The international crude benchmark extended a recent run of gains to hit the highest since October 2018, while West Texas Intermediate also climbed.
Oil’s latest upswing has come with a flurry of bullish price predictions from banks and traders, forecasts for surging demand this winter, and speculation the industry isn’t investing enough to maintain supplies. The jump to $80 also is adding inflationary pressure to the global economy at a time when prices of energy commodities are soaring. European natural gas, carbon permits and power rose to fresh records Tuesday, with little sign of the rally slowing.
Oil has rebounded from its eye-watering collapse last year amid record output curbs from the OPEC+ group and a global economic recovery that has boosted demand. Prices could hit $90 this year as stock drawdowns deepen, Goldman Sachs Group Inc. says.
OPEC+ may even need to consider increasing production by more than its current plan of 400,000 barrels a day per month, Chris Bake, head of origination at Vitol Group, the world’s largest independent oil trader, said in a webinar.
The oil market is a “different picture from the one that was there a month or six weeks ago,” Bake said. “Demand has been good. Oil substitution is happening a lot as natural gas just runs and spirals pricing-wise.”
Much of the outlook for the rest of the year is likely to hinge on just how cold the northern-hemisphere winter gets. Analysts and consultants have published a range of estimates for how much demand could be boosted by soaring gas costs and frigid temperatures, swinging from a few hundred thousand barrels a day to 2 million.
Oil has also managed to recover despite jet fuel — a key component of demand — remaining hobbled by the pandemic. Yet other pockets of consumption have rebounded strongly, including fuels used to make plastics and those used in manufacturing processes, such as diesel. Global oil consumption is expected to return to pre-pandemic levels in the third quarter of 2022, President of BP Singapore Eugene Leong said in an interview.

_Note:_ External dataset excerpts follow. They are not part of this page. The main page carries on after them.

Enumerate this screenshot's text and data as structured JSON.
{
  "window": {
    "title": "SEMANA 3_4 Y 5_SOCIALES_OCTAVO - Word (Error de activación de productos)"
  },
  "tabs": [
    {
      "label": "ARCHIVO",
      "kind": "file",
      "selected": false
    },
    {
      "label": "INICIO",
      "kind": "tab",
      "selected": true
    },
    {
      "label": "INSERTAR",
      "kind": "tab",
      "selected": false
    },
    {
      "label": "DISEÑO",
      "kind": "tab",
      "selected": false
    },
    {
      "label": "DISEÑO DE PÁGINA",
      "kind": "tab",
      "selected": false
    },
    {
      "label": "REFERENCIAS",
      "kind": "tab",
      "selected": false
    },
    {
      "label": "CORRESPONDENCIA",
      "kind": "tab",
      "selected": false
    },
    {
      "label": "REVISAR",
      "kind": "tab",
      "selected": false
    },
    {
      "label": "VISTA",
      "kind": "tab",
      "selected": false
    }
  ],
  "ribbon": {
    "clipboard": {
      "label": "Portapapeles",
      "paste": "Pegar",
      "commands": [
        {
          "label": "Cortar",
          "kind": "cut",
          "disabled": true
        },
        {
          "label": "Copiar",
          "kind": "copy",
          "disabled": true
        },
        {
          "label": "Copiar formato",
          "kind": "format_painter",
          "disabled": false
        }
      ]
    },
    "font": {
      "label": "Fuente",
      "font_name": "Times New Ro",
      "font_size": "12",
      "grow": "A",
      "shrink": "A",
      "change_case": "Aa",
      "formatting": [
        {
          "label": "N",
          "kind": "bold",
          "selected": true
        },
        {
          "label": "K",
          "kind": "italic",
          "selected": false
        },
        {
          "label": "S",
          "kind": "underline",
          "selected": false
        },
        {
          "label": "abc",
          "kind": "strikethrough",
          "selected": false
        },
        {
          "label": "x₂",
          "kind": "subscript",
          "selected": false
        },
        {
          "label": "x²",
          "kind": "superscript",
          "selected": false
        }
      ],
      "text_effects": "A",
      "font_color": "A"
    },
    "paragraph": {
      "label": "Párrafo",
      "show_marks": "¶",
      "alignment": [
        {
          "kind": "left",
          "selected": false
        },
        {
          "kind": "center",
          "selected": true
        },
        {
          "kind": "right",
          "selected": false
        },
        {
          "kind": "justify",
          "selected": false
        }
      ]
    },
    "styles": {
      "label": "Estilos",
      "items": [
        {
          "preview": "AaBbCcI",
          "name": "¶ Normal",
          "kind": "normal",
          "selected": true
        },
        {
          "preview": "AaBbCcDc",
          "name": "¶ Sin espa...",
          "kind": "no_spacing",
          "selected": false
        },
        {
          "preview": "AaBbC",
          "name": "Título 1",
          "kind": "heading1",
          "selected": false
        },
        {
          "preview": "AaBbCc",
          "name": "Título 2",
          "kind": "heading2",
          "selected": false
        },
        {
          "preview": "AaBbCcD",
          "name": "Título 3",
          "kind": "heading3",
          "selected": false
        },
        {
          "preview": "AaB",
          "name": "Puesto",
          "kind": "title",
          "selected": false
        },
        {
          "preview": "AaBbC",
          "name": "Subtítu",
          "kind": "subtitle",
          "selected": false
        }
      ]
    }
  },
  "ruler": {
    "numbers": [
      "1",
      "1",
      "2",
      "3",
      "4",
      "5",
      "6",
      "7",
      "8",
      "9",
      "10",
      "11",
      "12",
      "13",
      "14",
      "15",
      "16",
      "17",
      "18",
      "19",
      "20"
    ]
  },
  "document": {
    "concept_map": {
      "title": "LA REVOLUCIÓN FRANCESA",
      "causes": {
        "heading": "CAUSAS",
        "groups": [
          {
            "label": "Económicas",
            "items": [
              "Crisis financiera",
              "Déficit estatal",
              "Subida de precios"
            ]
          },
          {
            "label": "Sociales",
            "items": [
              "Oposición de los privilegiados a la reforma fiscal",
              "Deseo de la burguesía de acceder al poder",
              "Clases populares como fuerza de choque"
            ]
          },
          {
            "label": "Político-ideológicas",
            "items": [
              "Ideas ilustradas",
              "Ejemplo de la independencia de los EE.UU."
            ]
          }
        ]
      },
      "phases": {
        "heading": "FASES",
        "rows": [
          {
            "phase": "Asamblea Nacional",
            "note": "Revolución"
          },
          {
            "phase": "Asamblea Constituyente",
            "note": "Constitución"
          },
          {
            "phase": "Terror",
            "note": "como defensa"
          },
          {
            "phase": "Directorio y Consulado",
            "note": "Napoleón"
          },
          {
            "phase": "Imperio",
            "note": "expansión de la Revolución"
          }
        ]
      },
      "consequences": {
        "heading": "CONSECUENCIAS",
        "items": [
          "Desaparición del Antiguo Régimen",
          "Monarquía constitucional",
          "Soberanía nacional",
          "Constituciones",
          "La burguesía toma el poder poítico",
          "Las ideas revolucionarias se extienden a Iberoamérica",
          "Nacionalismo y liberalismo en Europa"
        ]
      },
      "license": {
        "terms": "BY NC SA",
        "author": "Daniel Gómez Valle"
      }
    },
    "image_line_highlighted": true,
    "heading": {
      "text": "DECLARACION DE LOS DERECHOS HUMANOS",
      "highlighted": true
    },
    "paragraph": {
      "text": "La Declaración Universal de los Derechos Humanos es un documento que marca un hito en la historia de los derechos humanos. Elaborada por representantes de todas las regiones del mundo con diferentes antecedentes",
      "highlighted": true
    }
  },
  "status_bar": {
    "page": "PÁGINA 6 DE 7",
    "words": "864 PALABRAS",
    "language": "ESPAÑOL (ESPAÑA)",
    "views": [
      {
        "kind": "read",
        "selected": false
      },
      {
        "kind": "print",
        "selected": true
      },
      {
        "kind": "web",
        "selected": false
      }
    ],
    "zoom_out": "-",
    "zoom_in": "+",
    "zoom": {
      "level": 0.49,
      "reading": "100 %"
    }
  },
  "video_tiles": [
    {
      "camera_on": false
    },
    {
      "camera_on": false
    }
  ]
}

The rally also has the potential to menace the recovery in consumption, according to Morgan Stanley analysts Martijn Rats and Amy Sergeant. Diesel prices expressed in the local currencies of Brazil, Mexico, Turkey and South Africa are close to or above levels when Brent was at $110 a barrel, they said, suggesting there could be some demand erosion.
With prices now at $80 a barrel, forward values are also surging. WTI for 2022 is trading close to $71 a barrel. Gains in forward prices in theory make it more attractive for producers in the U.S. to lock in production, but growth has been limited this year as investors push for returns to shareholders instead of higher output.
“In oil we’re over $80 a barrel this morning on a Brent basis, and we look at the rig counts in the U.S. and other parts of the world, they’re showing you that, hey, $80 a barrel is simply not enough,” Jeff Currie, head of commodities research at Goldman Sachs, said in a Bloomberg Television interview. “There’s always some investor somewhere in the world that will put capital to work if the returns are high enough. The question is where is that number.”